Mollendo y su ambiente

Era un ambiente muy tranquilo y sujeto a sus obligaciones donde todos sus habitantes discurrían con satisfacción en sus quehaceres. Sus calles tenían un tráfico vehicular apropiado a la época, por eso era apacible y con transeúntes despreocupados e indolentes, porque estaban seguros de la tranquilidad callejera y hormigueaban en mayor cantidad por los jirones centrales, sobre todo por los alrededores del mercado y arterias comerciales.
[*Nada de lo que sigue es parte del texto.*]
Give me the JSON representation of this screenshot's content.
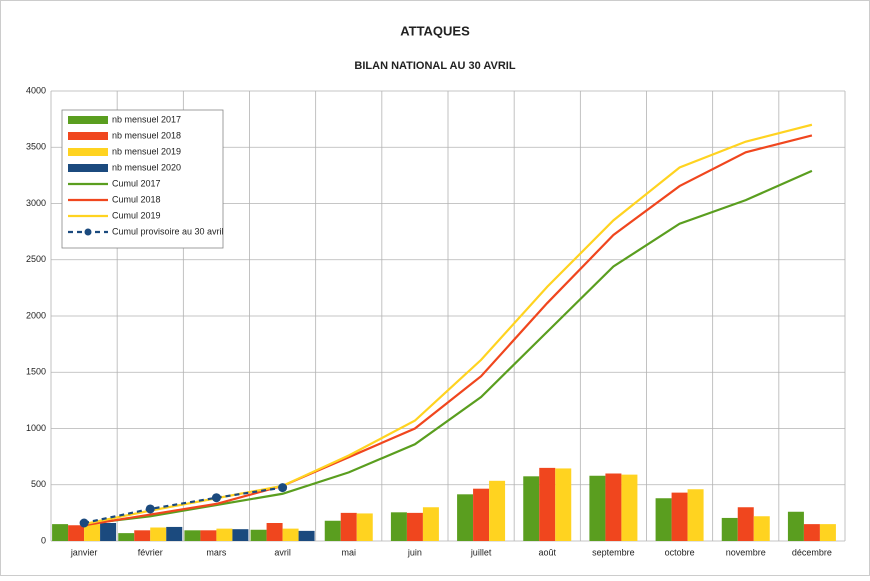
{
  "chart_data": {
    "type": "combo",
    "title": "ATTAQUES",
    "subtitle": "BILAN NATIONAL AU 30 AVRIL",
    "categories": [
      "janvier",
      "février",
      "mars",
      "avril",
      "mai",
      "juin",
      "juillet",
      "août",
      "septembre",
      "octobre",
      "novembre",
      "décembre"
    ],
    "ylim": [
      0,
      4000
    ],
    "yticks": [
      0,
      500,
      1000,
      1500,
      2000,
      2500,
      3000,
      3500,
      4000
    ],
    "grid": true,
    "legend": "top-left",
    "series": [
      {
        "name": "nb mensuel 2017",
        "type": "bar",
        "color": "#5a9e1f",
        "values": [
          150,
          70,
          95,
          100,
          180,
          255,
          415,
          575,
          580,
          380,
          205,
          260
        ]
      },
      {
        "name": "nb mensuel 2018",
        "type": "bar",
        "color": "#f0461e",
        "values": [
          140,
          95,
          95,
          160,
          250,
          250,
          465,
          650,
          600,
          430,
          300,
          150
        ]
      },
      {
        "name": "nb mensuel 2019",
        "type": "bar",
        "color": "#ffd320",
        "values": [
          150,
          120,
          110,
          110,
          245,
          300,
          535,
          645,
          590,
          460,
          220,
          150
        ]
      },
      {
        "name": "nb mensuel 2020",
        "type": "bar",
        "color": "#1b4a7e",
        "values": [
          160,
          125,
          105,
          90,
          null,
          null,
          null,
          null,
          null,
          null,
          null,
          null
        ]
      },
      {
        "name": "Cumul 2017",
        "type": "line",
        "color": "#5a9e1f",
        "values": [
          150,
          220,
          320,
          420,
          610,
          860,
          1280,
          1860,
          2440,
          2820,
          3030,
          3290
        ]
      },
      {
        "name": "Cumul 2018",
        "type": "line",
        "color": "#f0461e",
        "values": [
          140,
          235,
          330,
          490,
          745,
          1000,
          1465,
          2115,
          2720,
          3155,
          3455,
          3605
        ]
      },
      {
        "name": "Cumul 2019",
        "type": "line",
        "color": "#ffd320",
        "values": [
          150,
          270,
          380,
          490,
          760,
          1070,
          1610,
          2260,
          2850,
          3320,
          3550,
          3700
        ]
      },
      {
        "name": "Cumul provisoire au 30 avril",
        "type": "line",
        "color": "#1b4a7e",
        "line_style": "dashed",
        "marker": "circle",
        "values": [
          160,
          285,
          385,
          475,
          null,
          null,
          null,
          null,
          null,
          null,
          null,
          null
        ]
      }
    ]
  }
}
A propósito debemos mencionar un hecho, si no trascendente, pero muy singular para ese tiempo, fue el primer automóvil que rodó por las principales calles de Mollendo. En el mes de octubre de 1915, don Adolfo Martinetti, distinguido ciudadano arequipeño importó un automóvil marca Ford de los Estados Unidos y lo recibió en Mollendo. Uno de los días del mes mencionado hizo rodar el auto por las calles Comercio y Arequipa, constituyendo la atención y admiración de casi toda la ciudadanía que se aglomeró siguiendo el trayecto de la exhibición.
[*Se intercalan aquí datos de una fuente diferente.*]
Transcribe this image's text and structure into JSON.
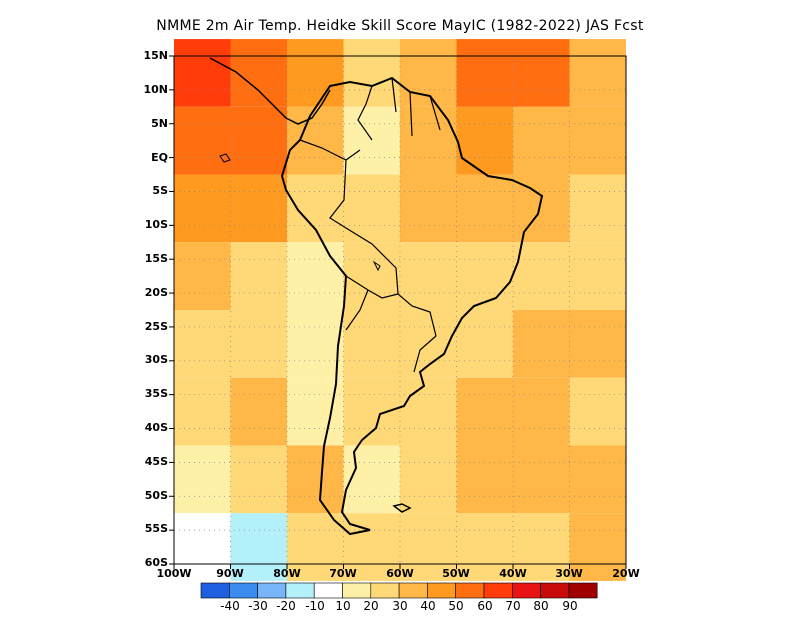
{
  "title": "NMME  2m Air Temp. Heidke Skill Score MayIC (1982-2022) JAS Fcst",
  "lat_ticks": [
    "15N",
    "10N",
    "5N",
    "EQ",
    "5S",
    "10S",
    "15S",
    "20S",
    "25S",
    "30S",
    "35S",
    "40S",
    "45S",
    "50S",
    "55S",
    "60S"
  ],
  "lon_ticks": [
    "100W",
    "90W",
    "80W",
    "70W",
    "60W",
    "50W",
    "40W",
    "30W",
    "20W"
  ],
  "map_extent": {
    "lon_min": -100,
    "lon_max": -20,
    "lat_min": -60,
    "lat_max": 15
  },
  "colorbar": {
    "colors": [
      "#1f5fe0",
      "#3c8cf0",
      "#78b4f8",
      "#b4f0fa",
      "#ffffff",
      "#fff0a8",
      "#ffd878",
      "#ffb848",
      "#ff9a20",
      "#ff6e10",
      "#ff3c0a",
      "#e81414",
      "#c80a0a",
      "#a00000"
    ],
    "labels": [
      "-40",
      "-30",
      "-20",
      "-10",
      "10",
      "20",
      "30",
      "40",
      "50",
      "60",
      "70",
      "80",
      "90"
    ]
  },
  "chart_data": {
    "type": "heatmap",
    "title": "NMME  2m Air Temp. Heidke Skill Score MayIC (1982-2022) JAS Fcst",
    "xlabel": "",
    "ylabel": "",
    "xlim": [
      -100,
      -20
    ],
    "ylim": [
      -60,
      15
    ],
    "x": [
      -95,
      -85,
      -75,
      -65,
      -55,
      -45,
      -35,
      -25
    ],
    "y": [
      12.5,
      2.5,
      -7.5,
      -17.5,
      -27.5,
      -37.5,
      -47.5,
      -57.5
    ],
    "values": [
      [
        60,
        55,
        45,
        25,
        35,
        50,
        50,
        30
      ],
      [
        55,
        50,
        30,
        15,
        30,
        45,
        35,
        30
      ],
      [
        45,
        45,
        20,
        25,
        30,
        35,
        30,
        25
      ],
      [
        30,
        25,
        15,
        20,
        25,
        25,
        20,
        25
      ],
      [
        25,
        25,
        15,
        25,
        20,
        25,
        35,
        30
      ],
      [
        20,
        30,
        15,
        20,
        25,
        35,
        30,
        25
      ],
      [
        10,
        20,
        30,
        15,
        20,
        35,
        30,
        30
      ],
      [
        -10,
        -20,
        20,
        20,
        20,
        25,
        25,
        30
      ]
    ],
    "levels": [
      -40,
      -30,
      -20,
      -10,
      10,
      20,
      30,
      40,
      50,
      60,
      70,
      80,
      90
    ],
    "grid": true
  }
}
Su comercio también estaba a tono con las exigencias de su público estable, pero indudablemente con la atención para requerir lo que el progreso industrial venía ofreciendo.
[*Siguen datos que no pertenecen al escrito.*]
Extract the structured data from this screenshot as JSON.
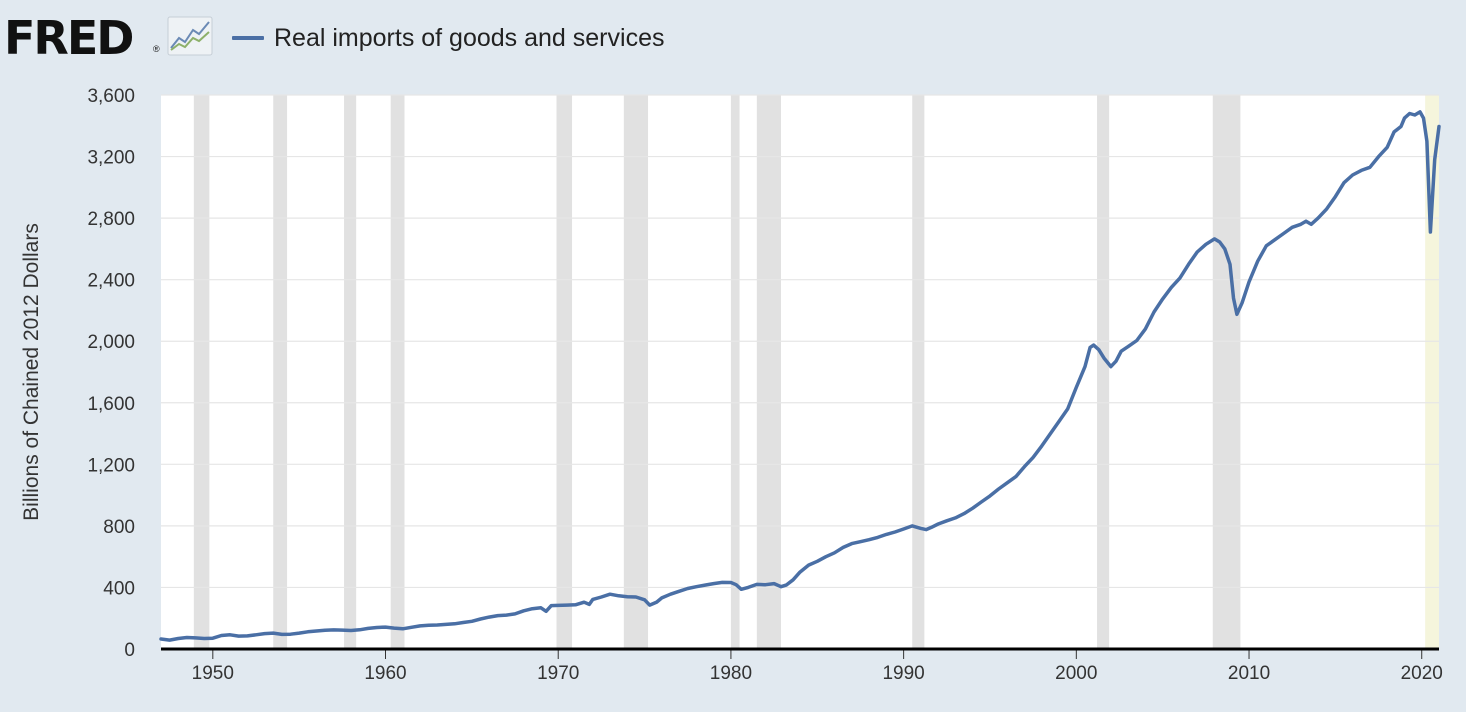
{
  "header": {
    "logo": "FRED",
    "logo_mark": "®"
  },
  "chart_data": {
    "type": "line",
    "title": "",
    "xlabel": "",
    "ylabel": "Billions of Chained 2012 Dollars",
    "xlim": [
      1947,
      2021
    ],
    "ylim": [
      0,
      3600
    ],
    "grid": true,
    "legend_position": "top-left",
    "y_ticks": [
      0,
      400,
      800,
      1200,
      1600,
      2000,
      2400,
      2800,
      3200,
      3600
    ],
    "y_tick_labels": [
      "0",
      "400",
      "800",
      "1,200",
      "1,600",
      "2,000",
      "2,400",
      "2,800",
      "3,200",
      "3,600"
    ],
    "x_ticks": [
      1950,
      1960,
      1970,
      1980,
      1990,
      2000,
      2010,
      2020
    ],
    "x_tick_labels": [
      "1950",
      "1960",
      "1970",
      "1980",
      "1990",
      "2000",
      "2010",
      "2020"
    ],
    "series": [
      {
        "name": "Real imports of goods and services",
        "color": "#4a6fa5",
        "points": [
          [
            1947.0,
            65
          ],
          [
            1947.5,
            58
          ],
          [
            1948.0,
            68
          ],
          [
            1948.5,
            75
          ],
          [
            1949.0,
            72
          ],
          [
            1949.5,
            68
          ],
          [
            1950.0,
            70
          ],
          [
            1950.5,
            88
          ],
          [
            1951.0,
            92
          ],
          [
            1951.5,
            84
          ],
          [
            1952.0,
            85
          ],
          [
            1952.5,
            92
          ],
          [
            1953.0,
            100
          ],
          [
            1953.5,
            103
          ],
          [
            1954.0,
            95
          ],
          [
            1954.5,
            96
          ],
          [
            1955.0,
            103
          ],
          [
            1955.5,
            112
          ],
          [
            1956.0,
            117
          ],
          [
            1956.5,
            122
          ],
          [
            1957.0,
            124
          ],
          [
            1957.5,
            123
          ],
          [
            1958.0,
            120
          ],
          [
            1958.5,
            125
          ],
          [
            1959.0,
            134
          ],
          [
            1959.5,
            140
          ],
          [
            1960.0,
            142
          ],
          [
            1960.5,
            136
          ],
          [
            1961.0,
            131
          ],
          [
            1961.5,
            141
          ],
          [
            1962.0,
            150
          ],
          [
            1962.5,
            154
          ],
          [
            1963.0,
            156
          ],
          [
            1963.5,
            160
          ],
          [
            1964.0,
            164
          ],
          [
            1964.5,
            172
          ],
          [
            1965.0,
            180
          ],
          [
            1965.5,
            195
          ],
          [
            1966.0,
            207
          ],
          [
            1966.5,
            217
          ],
          [
            1967.0,
            220
          ],
          [
            1967.5,
            228
          ],
          [
            1968.0,
            248
          ],
          [
            1968.5,
            262
          ],
          [
            1969.0,
            268
          ],
          [
            1969.3,
            245
          ],
          [
            1969.6,
            282
          ],
          [
            1970.0,
            283
          ],
          [
            1970.5,
            285
          ],
          [
            1971.0,
            287
          ],
          [
            1971.5,
            304
          ],
          [
            1971.8,
            290
          ],
          [
            1972.0,
            322
          ],
          [
            1972.5,
            338
          ],
          [
            1973.0,
            356
          ],
          [
            1973.5,
            346
          ],
          [
            1974.0,
            340
          ],
          [
            1974.5,
            338
          ],
          [
            1975.0,
            320
          ],
          [
            1975.3,
            285
          ],
          [
            1975.7,
            305
          ],
          [
            1976.0,
            332
          ],
          [
            1976.5,
            356
          ],
          [
            1977.0,
            375
          ],
          [
            1977.5,
            393
          ],
          [
            1978.0,
            405
          ],
          [
            1978.5,
            415
          ],
          [
            1979.0,
            425
          ],
          [
            1979.5,
            433
          ],
          [
            1980.0,
            432
          ],
          [
            1980.3,
            418
          ],
          [
            1980.6,
            388
          ],
          [
            1981.0,
            400
          ],
          [
            1981.5,
            420
          ],
          [
            1982.0,
            418
          ],
          [
            1982.5,
            425
          ],
          [
            1982.9,
            405
          ],
          [
            1983.2,
            415
          ],
          [
            1983.6,
            450
          ],
          [
            1984.0,
            500
          ],
          [
            1984.5,
            545
          ],
          [
            1985.0,
            570
          ],
          [
            1985.5,
            600
          ],
          [
            1986.0,
            625
          ],
          [
            1986.5,
            660
          ],
          [
            1987.0,
            685
          ],
          [
            1987.5,
            697
          ],
          [
            1988.0,
            710
          ],
          [
            1988.5,
            725
          ],
          [
            1989.0,
            745
          ],
          [
            1989.5,
            760
          ],
          [
            1990.0,
            780
          ],
          [
            1990.5,
            800
          ],
          [
            1991.0,
            784
          ],
          [
            1991.3,
            776
          ],
          [
            1991.6,
            790
          ],
          [
            1992.0,
            812
          ],
          [
            1992.5,
            833
          ],
          [
            1993.0,
            852
          ],
          [
            1993.5,
            880
          ],
          [
            1994.0,
            915
          ],
          [
            1994.5,
            955
          ],
          [
            1995.0,
            995
          ],
          [
            1995.5,
            1040
          ],
          [
            1996.0,
            1080
          ],
          [
            1996.5,
            1120
          ],
          [
            1997.0,
            1185
          ],
          [
            1997.5,
            1245
          ],
          [
            1998.0,
            1320
          ],
          [
            1998.5,
            1400
          ],
          [
            1999.0,
            1480
          ],
          [
            1999.5,
            1560
          ],
          [
            2000.0,
            1700
          ],
          [
            2000.5,
            1835
          ],
          [
            2000.8,
            1960
          ],
          [
            2001.0,
            1975
          ],
          [
            2001.3,
            1945
          ],
          [
            2001.6,
            1890
          ],
          [
            2002.0,
            1835
          ],
          [
            2002.3,
            1870
          ],
          [
            2002.6,
            1935
          ],
          [
            2003.0,
            1965
          ],
          [
            2003.5,
            2005
          ],
          [
            2004.0,
            2080
          ],
          [
            2004.5,
            2190
          ],
          [
            2005.0,
            2275
          ],
          [
            2005.5,
            2350
          ],
          [
            2006.0,
            2410
          ],
          [
            2006.5,
            2500
          ],
          [
            2007.0,
            2580
          ],
          [
            2007.5,
            2630
          ],
          [
            2008.0,
            2665
          ],
          [
            2008.3,
            2645
          ],
          [
            2008.6,
            2600
          ],
          [
            2008.9,
            2500
          ],
          [
            2009.1,
            2280
          ],
          [
            2009.3,
            2175
          ],
          [
            2009.6,
            2250
          ],
          [
            2010.0,
            2385
          ],
          [
            2010.5,
            2520
          ],
          [
            2011.0,
            2620
          ],
          [
            2011.5,
            2660
          ],
          [
            2012.0,
            2700
          ],
          [
            2012.5,
            2740
          ],
          [
            2013.0,
            2760
          ],
          [
            2013.3,
            2780
          ],
          [
            2013.6,
            2760
          ],
          [
            2014.0,
            2800
          ],
          [
            2014.5,
            2860
          ],
          [
            2015.0,
            2940
          ],
          [
            2015.5,
            3030
          ],
          [
            2016.0,
            3080
          ],
          [
            2016.5,
            3110
          ],
          [
            2017.0,
            3130
          ],
          [
            2017.5,
            3200
          ],
          [
            2018.0,
            3260
          ],
          [
            2018.4,
            3360
          ],
          [
            2018.8,
            3395
          ],
          [
            2019.0,
            3450
          ],
          [
            2019.3,
            3480
          ],
          [
            2019.6,
            3470
          ],
          [
            2019.9,
            3490
          ],
          [
            2020.1,
            3450
          ],
          [
            2020.3,
            3300
          ],
          [
            2020.5,
            2710
          ],
          [
            2020.75,
            3180
          ],
          [
            2021.0,
            3395
          ]
        ]
      }
    ],
    "recessions": [
      [
        1948.9,
        1949.8
      ],
      [
        1953.5,
        1954.3
      ],
      [
        1957.6,
        1958.3
      ],
      [
        1960.3,
        1961.1
      ],
      [
        1969.9,
        1970.8
      ],
      [
        1973.8,
        1975.2
      ],
      [
        1980.0,
        1980.5
      ],
      [
        1981.5,
        1982.9
      ],
      [
        1990.5,
        1991.2
      ],
      [
        2001.2,
        2001.9
      ],
      [
        2007.9,
        2009.5
      ]
    ],
    "highlight": [
      2020.2,
      2021.0
    ]
  }
}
Como todas las ciudades pequeñas del mundo los vecinos formaban casi una sola familia. Todos o casi todos se conocían por sus nombres, por sus apellidos y aún más, por sus cariñosos apodos si es que los tenían y, que indudablemente, los nombraban fraternalmente; esto lo hacían sobre todo cuando se trataba de personajes deportivos o porque se les conocía por sus ocupaciones. Era frecuente denominarse por sus apodos cuando se encontraban diariamente por cualquier sitio o lugar del puerto, más aún en los días domingos o festivos.

La concurrencia masiva de los vecinos en general eran los domingos por la mañana dentro de los compartimientos del templo, a donde acudían para la misa y a escuchar el sermón del curita del pueblo, el “Tata”, como así se le llamaba paternalmente al curita Juan Bautista Arenas. Él, ya casi anciano pero con la verdadera misión apostólica y a gusto y cariño del pueblo, se propuso cambiar la estructura del templo desde sus cimientos que entonces era totalmente de madera; quizás temeroso por haber sido testigo de los grandes siniestros que azotaron muchas veces a la ciudad.

Con este gran ánimo recurría siempre con cariño y humildad a las limosnas dominicales de los mollendinos, quienes nunca se negaron a depositar sus generosos óbolos en la bolsa que el mismo curita ofrecía a feligrés por feligrés, y a las donaciones de las firmas comerciales que siempre fueron dadivosas, porque querían ver al templo como lo vemos ahora.